Il n'y aura pas de polémique au château de Versailles cette année. Les œuvres d'Olafur Eliasson qui investit salles et jardins ne courent pas le risque de se voir taguées comme celles de son prédécesseur, nous sommes ici dans un univers consensuel et apaisant. En effet, quoi de plus rassembleur que la thématique environnementale, climatique ? Le travail d'Olafur Eliasson est simple, sa sophistication minimaliste est celle d'un architecte. Tout le travail industriel, les calculs d'ingénierie, la machinerie lourde de l'atelier-usine visent à revenir aux origines : les quelques traits de crayon d'une esquisse sur une feuille de calque, l'expression d'une idée, d'un axe, d'une direction.

Dans les salles du château, c'est par des jeux de miroirs que l'on pénètre dans l'univers de l'artiste. Un long miroir tourné vers l'intérieur, courant le long de la façade, renvoie à travers les fenêtres l'image d'un deuxième château absurdement proche. D'abord égaré par l'image d'une étroite cour intérieure, le visiteur met un peu de temps à saisir que cette personne qu'il voit dans le bâtiment d'en face est son propre reflet. Cette illusion de magicien fonctionne comme un réveil, comme si il fallait d'abord nous sortir de notre torpeur narcissique pour être disponible à ce que l'artiste a à nous raconter par la suite.

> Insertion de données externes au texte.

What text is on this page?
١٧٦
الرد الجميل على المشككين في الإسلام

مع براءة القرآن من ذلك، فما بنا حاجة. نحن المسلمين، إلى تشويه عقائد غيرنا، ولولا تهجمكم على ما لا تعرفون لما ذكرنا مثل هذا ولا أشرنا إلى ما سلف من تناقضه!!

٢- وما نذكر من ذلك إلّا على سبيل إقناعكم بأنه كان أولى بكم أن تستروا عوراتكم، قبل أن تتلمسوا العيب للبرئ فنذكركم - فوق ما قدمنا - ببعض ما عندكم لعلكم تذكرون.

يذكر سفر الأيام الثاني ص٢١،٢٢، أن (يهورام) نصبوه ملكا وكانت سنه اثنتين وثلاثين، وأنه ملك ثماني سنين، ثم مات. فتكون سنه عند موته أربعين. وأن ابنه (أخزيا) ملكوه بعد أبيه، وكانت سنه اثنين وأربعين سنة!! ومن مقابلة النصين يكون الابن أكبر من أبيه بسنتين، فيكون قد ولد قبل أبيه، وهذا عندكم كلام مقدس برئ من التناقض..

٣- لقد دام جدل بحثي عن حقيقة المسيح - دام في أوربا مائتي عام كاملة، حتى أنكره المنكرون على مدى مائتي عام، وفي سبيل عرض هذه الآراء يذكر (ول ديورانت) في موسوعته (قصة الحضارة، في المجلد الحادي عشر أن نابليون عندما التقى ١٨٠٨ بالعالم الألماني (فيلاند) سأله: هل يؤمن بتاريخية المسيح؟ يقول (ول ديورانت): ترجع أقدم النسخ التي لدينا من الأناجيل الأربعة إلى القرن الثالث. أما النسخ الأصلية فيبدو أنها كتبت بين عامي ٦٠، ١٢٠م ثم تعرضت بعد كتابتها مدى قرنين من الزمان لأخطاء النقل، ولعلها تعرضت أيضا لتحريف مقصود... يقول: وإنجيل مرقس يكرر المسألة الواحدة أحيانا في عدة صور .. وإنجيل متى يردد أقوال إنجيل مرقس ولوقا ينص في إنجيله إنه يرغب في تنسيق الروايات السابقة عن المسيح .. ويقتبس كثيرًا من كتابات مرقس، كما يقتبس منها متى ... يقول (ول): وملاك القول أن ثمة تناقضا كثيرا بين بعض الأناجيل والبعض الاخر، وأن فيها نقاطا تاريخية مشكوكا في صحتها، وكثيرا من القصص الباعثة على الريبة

Deux cercles découpés dans des hauts miroirs se font face des deux côtés d'un couloir, l'un est une ouverture sur un trou obscur, l'autre un disque de lumière jaune. Le jeu des reflets et des profondeurs fait apparaitre une lune dont le croissant évolue en phases jusqu'à l'éclipse totale suivant le mouvement du spectateur. La forme circulaire se décline au bout de la galerie des glaces en un cerceau de lumière démultiplié par un triangle kaléidoscopique de miroirs. Le talent conceptuel de l'artiste excelle dans la construction d'illusions, poussant l'œil à assembler une réalité qui n'existe pas.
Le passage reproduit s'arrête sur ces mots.